After so many years of feeling almost invisible or only being known as those Canadians in our travels, I can’t even begin to describe how refreshing it is to now have this deep understanding that we are home.
Moving back here and making Cochrane our hometown again has been an interesting experience. I know Old Cochrane, I was raised as part of that community, my family has called the town home for generations. It’s always been a place I can come to and see neighbours, old friends, family, and other members of the community.
In the 10 years that we were gone, Cochrane boomed in size. The town has grown, there are so many new people, and an abundance of stores have opened their doors here. It has been an interesting experience this past year – showing the kids the Old Cochrane that I know and love so much, and exploring together the New Cochrane that exists now, one that I also hold a lot of fondness for.
Even now when we come into town we always see at least one person we know. The town has maintained a lot of it’s old, small town feel, and we have such a large web of community here. There is always that comfort of being home and in a familiar place. Yet, there is so many new things to explore – new restaurants to try, stores to visit, and people to meet.
The people here are still refreshingly friendly, there are smiles and casual greetings often exchanged on the street. People hold the doors open for each other.
It is home.
We have become regulars. The people at Tim’s know Jacob’s coffee order every morning.
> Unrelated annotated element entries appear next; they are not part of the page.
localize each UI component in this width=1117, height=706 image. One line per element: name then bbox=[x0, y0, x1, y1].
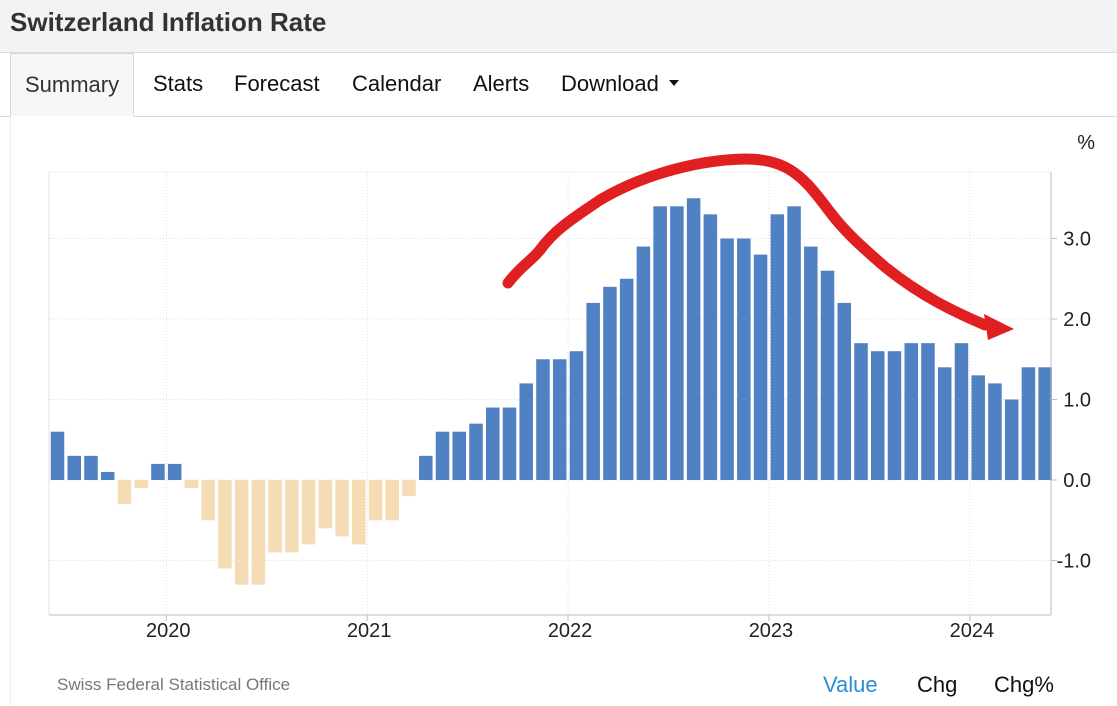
bar[interactable] bbox=[435, 431, 450, 480]
bar[interactable] bbox=[887, 351, 902, 480]
bar[interactable] bbox=[703, 214, 718, 480]
x-tick-label: 2024 bbox=[950, 620, 995, 642]
bar[interactable] bbox=[536, 359, 550, 480]
chevron-down-icon bbox=[668, 80, 679, 87]
bar[interactable] bbox=[318, 480, 333, 529]
x-tick-label: 2021 bbox=[347, 620, 392, 642]
bar[interactable] bbox=[937, 367, 952, 480]
bar[interactable] bbox=[519, 383, 533, 480]
tab-summary[interactable]: Summary bbox=[10, 53, 135, 117]
bar[interactable] bbox=[251, 480, 266, 585]
tab-stats[interactable]: Stats bbox=[153, 71, 204, 96]
bar[interactable] bbox=[402, 480, 416, 497]
y-unit-label: % bbox=[1077, 132, 1095, 154]
panel-border bbox=[10, 117, 11, 706]
bar[interactable] bbox=[1004, 399, 1019, 481]
view-value-button[interactable]: Value bbox=[823, 672, 878, 697]
annotation-arrowhead bbox=[984, 314, 1014, 340]
y-tick-label: 0.0 bbox=[1063, 470, 1091, 492]
bar[interactable] bbox=[971, 375, 985, 480]
bar[interactable] bbox=[268, 480, 282, 553]
bar[interactable] bbox=[619, 278, 634, 480]
x-tick-label: 2020 bbox=[146, 620, 191, 642]
bar[interactable] bbox=[854, 343, 868, 480]
tab-bar: Summary Stats Forecast Calendar Alerts D… bbox=[0, 53, 1117, 117]
bar[interactable] bbox=[201, 480, 215, 521]
tab-download[interactable]: Download bbox=[561, 53, 679, 116]
bar[interactable] bbox=[184, 480, 199, 489]
bar[interactable] bbox=[285, 480, 299, 553]
bar[interactable] bbox=[686, 198, 701, 480]
bar[interactable] bbox=[636, 246, 651, 480]
source-label: Swiss Federal Statistical Office bbox=[57, 675, 291, 694]
x-tick-label: 2022 bbox=[548, 620, 593, 642]
bar[interactable] bbox=[720, 238, 734, 481]
bar[interactable] bbox=[1021, 367, 1036, 480]
bar[interactable] bbox=[84, 455, 98, 480]
bar[interactable] bbox=[753, 254, 768, 480]
bar[interactable] bbox=[502, 407, 517, 480]
bar[interactable] bbox=[603, 286, 617, 480]
bar[interactable] bbox=[469, 423, 483, 480]
bar[interactable] bbox=[921, 343, 935, 480]
bar[interactable] bbox=[218, 480, 232, 569]
bar[interactable] bbox=[301, 480, 316, 545]
bar[interactable] bbox=[670, 206, 684, 481]
bar[interactable] bbox=[837, 302, 852, 480]
bar[interactable] bbox=[352, 480, 366, 545]
y-tick-label: 1.0 bbox=[1063, 390, 1091, 412]
bar[interactable] bbox=[871, 351, 885, 480]
bar[interactable] bbox=[586, 302, 600, 480]
bar[interactable] bbox=[134, 480, 148, 489]
bar[interactable] bbox=[452, 431, 467, 480]
bar[interactable] bbox=[485, 407, 500, 480]
y-tick-label: 2.0 bbox=[1063, 309, 1091, 331]
bar[interactable] bbox=[67, 455, 81, 480]
annotation-arrow bbox=[502, 153, 991, 331]
chart-axes bbox=[48, 171, 1057, 621]
chart-bars bbox=[50, 198, 1052, 585]
bar[interactable] bbox=[737, 238, 751, 481]
bar[interactable] bbox=[335, 480, 349, 537]
bar[interactable] bbox=[100, 471, 115, 480]
bar[interactable] bbox=[117, 480, 132, 505]
bar[interactable] bbox=[1038, 367, 1052, 480]
y-tick-label: -1.0 bbox=[1057, 551, 1091, 573]
view-chg-button[interactable]: Chg bbox=[917, 672, 958, 697]
inflation-chart: % 3.0 2.0 1.0 0.0 -1.0 2020 2021 2022 2023 2024 bbox=[48, 132, 1095, 642]
tab-calendar[interactable]: Calendar bbox=[352, 71, 442, 96]
tab-alerts[interactable]: Alerts bbox=[473, 71, 530, 96]
y-tick-label: 3.0 bbox=[1063, 229, 1091, 251]
bar[interactable] bbox=[804, 246, 818, 480]
bar[interactable] bbox=[419, 455, 433, 480]
bar[interactable] bbox=[234, 480, 249, 585]
bar[interactable] bbox=[820, 270, 835, 480]
y-axis-labels: 3.0 2.0 1.0 0.0 -1.0 bbox=[1057, 229, 1091, 573]
tab-forecast[interactable]: Forecast bbox=[234, 71, 320, 96]
bar[interactable] bbox=[988, 383, 1002, 480]
bar[interactable] bbox=[653, 206, 667, 481]
x-tick-label: 2023 bbox=[749, 620, 794, 642]
header-bar: Switzerland Inflation Rate bbox=[0, 0, 1117, 53]
bar[interactable] bbox=[569, 351, 584, 480]
x-axis-labels: 2020 2021 2022 2023 2024 bbox=[146, 620, 994, 642]
bar[interactable] bbox=[954, 343, 969, 480]
bar[interactable] bbox=[151, 463, 165, 480]
bar[interactable] bbox=[368, 480, 383, 521]
page-title: Switzerland Inflation Rate bbox=[10, 7, 327, 37]
bar[interactable] bbox=[385, 480, 400, 521]
bar[interactable] bbox=[770, 214, 785, 480]
bar[interactable] bbox=[787, 206, 801, 481]
bar[interactable] bbox=[552, 359, 567, 480]
bar[interactable] bbox=[50, 431, 65, 480]
tab-download-label: Download bbox=[561, 71, 659, 96]
view-chgpct-button[interactable]: Chg% bbox=[994, 672, 1054, 697]
bar[interactable] bbox=[904, 343, 918, 480]
bar[interactable] bbox=[167, 463, 182, 480]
The other regulars all know where “our table” is, and we all comment if someone has switched up the seating arrangement. I love watching the groups of people who meet there every morning. There are groups of friends – most of them older – sitting, sharing coffee, laughing, and enjoying a beautiful start to the day. We are now a part of that community.
My happiness moment was sitting at Tim Horton’s realizing that we had this deep sense of belonging in this place we call home. Then I eavesdropped on this table of older men (perhaps late 70s or early 80s) and found they were laughing and sharing stories of running around their yards. I have no idea what the context was – but watching them doubled over at the table in laughter while they told their tales made my whole day.